A feeling of humiliation and fear of a poor credit rating often keep Americans, including those in Wisconsin, from filing for bankruptcy, even though most people end up far better off financially. Some of this resistance to filing for personal bankruptcy comes from a lack of information or ideas that turn out to be untrue. One of the most commonly misunderstood topics is encumbered assets.

What is an encumbered asset? Anytime a potential borrower lists an item as collateral when taking out a loan, that item becomes encumbered or tied up and unavailable for disposal by its owner until the loan has been paid off. For instance, when a homeowner secures a second mortgage loan to make home improvements, he or she typically puts up the house as collateral and the loaning party thus has a financial stake in that property until the second mortgage loan is paid off.

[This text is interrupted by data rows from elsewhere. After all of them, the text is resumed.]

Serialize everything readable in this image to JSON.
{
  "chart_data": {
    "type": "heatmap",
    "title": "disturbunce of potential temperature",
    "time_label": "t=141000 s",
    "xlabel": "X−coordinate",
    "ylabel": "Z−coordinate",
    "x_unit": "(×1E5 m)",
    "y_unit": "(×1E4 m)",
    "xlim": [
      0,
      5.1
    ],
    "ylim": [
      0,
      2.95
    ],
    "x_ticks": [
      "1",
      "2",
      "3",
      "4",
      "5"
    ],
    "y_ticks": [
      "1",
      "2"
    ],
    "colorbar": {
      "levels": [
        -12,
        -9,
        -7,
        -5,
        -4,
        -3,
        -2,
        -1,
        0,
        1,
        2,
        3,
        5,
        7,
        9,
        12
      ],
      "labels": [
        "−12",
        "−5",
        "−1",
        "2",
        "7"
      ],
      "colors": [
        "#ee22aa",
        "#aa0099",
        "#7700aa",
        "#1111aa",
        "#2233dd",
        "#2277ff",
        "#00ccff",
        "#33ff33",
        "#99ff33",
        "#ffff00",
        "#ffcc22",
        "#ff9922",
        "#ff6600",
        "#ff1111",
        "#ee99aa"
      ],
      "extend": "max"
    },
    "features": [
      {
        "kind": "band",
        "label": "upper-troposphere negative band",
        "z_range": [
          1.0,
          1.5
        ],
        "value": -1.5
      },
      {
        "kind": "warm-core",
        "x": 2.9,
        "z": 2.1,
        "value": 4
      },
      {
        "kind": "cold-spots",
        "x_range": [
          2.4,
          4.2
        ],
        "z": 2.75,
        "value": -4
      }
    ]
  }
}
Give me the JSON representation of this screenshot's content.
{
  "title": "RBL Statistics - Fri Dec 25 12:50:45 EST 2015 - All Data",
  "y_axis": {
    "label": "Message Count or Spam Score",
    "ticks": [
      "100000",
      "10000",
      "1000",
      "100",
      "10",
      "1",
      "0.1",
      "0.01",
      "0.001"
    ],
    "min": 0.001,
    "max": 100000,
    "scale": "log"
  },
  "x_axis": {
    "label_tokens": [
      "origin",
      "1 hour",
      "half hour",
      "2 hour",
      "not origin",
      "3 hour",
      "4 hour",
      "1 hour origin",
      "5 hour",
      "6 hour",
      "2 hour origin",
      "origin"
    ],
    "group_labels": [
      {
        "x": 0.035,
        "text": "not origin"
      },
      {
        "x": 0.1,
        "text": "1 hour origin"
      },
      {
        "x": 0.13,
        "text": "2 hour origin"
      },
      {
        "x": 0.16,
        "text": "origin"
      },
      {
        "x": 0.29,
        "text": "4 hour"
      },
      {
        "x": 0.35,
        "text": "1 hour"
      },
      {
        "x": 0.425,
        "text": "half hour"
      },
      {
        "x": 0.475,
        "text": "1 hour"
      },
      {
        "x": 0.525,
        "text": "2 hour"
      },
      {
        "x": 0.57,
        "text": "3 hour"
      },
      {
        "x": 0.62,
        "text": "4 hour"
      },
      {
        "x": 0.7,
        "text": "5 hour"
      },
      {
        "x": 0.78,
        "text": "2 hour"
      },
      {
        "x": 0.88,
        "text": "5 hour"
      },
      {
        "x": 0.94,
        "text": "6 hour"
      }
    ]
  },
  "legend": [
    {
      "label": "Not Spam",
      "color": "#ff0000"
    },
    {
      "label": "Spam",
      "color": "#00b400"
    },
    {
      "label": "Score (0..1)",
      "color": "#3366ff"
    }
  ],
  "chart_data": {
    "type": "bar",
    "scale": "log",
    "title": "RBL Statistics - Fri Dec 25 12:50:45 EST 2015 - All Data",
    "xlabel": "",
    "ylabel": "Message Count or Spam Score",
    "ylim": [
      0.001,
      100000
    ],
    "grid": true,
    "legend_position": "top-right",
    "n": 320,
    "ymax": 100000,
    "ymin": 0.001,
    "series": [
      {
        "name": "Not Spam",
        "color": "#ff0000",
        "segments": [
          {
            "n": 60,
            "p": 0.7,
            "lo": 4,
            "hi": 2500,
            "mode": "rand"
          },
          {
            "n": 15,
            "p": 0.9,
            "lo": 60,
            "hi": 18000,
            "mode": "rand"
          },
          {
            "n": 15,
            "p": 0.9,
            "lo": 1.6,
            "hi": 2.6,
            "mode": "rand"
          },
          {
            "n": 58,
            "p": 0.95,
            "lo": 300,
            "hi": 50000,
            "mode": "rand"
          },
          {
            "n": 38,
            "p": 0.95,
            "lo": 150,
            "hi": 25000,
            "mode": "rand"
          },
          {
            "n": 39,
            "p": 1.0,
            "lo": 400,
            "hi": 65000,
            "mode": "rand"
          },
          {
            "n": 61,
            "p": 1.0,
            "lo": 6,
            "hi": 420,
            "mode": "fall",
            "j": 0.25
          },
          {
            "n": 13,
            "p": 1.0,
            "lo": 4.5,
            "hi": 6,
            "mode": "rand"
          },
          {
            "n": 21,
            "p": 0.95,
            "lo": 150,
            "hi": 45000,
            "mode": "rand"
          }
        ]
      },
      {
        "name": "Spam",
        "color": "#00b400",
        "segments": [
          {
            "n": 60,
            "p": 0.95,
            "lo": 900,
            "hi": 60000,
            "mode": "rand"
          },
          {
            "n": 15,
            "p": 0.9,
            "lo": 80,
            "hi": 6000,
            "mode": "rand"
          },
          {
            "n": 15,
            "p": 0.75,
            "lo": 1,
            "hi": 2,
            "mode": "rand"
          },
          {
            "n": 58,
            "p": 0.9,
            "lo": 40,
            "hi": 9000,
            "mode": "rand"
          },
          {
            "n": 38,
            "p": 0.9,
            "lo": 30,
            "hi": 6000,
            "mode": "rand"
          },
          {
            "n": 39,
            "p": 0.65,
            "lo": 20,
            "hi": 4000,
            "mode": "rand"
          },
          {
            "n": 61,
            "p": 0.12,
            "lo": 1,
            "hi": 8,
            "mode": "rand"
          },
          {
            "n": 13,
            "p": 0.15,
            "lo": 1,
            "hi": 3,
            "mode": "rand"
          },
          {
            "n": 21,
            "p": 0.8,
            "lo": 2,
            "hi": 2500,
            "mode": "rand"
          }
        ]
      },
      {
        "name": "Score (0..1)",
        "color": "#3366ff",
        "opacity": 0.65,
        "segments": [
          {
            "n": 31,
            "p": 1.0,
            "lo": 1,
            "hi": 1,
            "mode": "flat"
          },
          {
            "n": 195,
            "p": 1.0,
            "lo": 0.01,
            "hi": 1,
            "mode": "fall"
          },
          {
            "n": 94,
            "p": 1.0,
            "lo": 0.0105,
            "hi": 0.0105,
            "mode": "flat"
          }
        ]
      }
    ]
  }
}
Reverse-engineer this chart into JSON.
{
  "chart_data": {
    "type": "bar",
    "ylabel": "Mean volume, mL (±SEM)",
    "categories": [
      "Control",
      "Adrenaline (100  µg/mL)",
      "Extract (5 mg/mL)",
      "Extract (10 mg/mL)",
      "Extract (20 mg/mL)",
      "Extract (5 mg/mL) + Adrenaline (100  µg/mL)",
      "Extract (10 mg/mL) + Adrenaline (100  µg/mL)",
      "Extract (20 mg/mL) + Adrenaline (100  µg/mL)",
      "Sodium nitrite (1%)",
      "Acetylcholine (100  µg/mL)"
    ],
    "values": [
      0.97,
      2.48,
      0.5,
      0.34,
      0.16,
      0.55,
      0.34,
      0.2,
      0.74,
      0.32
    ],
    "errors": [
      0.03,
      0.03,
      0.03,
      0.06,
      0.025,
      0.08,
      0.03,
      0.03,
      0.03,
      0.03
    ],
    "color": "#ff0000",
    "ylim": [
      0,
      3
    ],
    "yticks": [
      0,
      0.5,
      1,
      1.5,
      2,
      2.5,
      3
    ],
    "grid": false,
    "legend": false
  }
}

What happens if a loan is not paid off according to its contract terms? In these cases, a creditor can take action against a debtor. Some creditors obtain liens against a debtor's assets either because they have won a lawsuit against the debtor. The law also provides the possibility for an automatic lien for certain claims such as taxes or purchases that have not yet been paid off.

What are oversecured and undersecured loans? If the collateral assets are worth more than the secured debt, the loan is considered oversecured and the creditor is only entitled to the original amount loaned. When loans are undersecured, creditors can file additional claims to equal the total original amount loaned to the debtor. This is usually seen when a debtor files for bankruptcy.

In most cases, a debtor is better off consulting a legal professional who understands the complications and can find a solution that benefits the bankruptcy filer.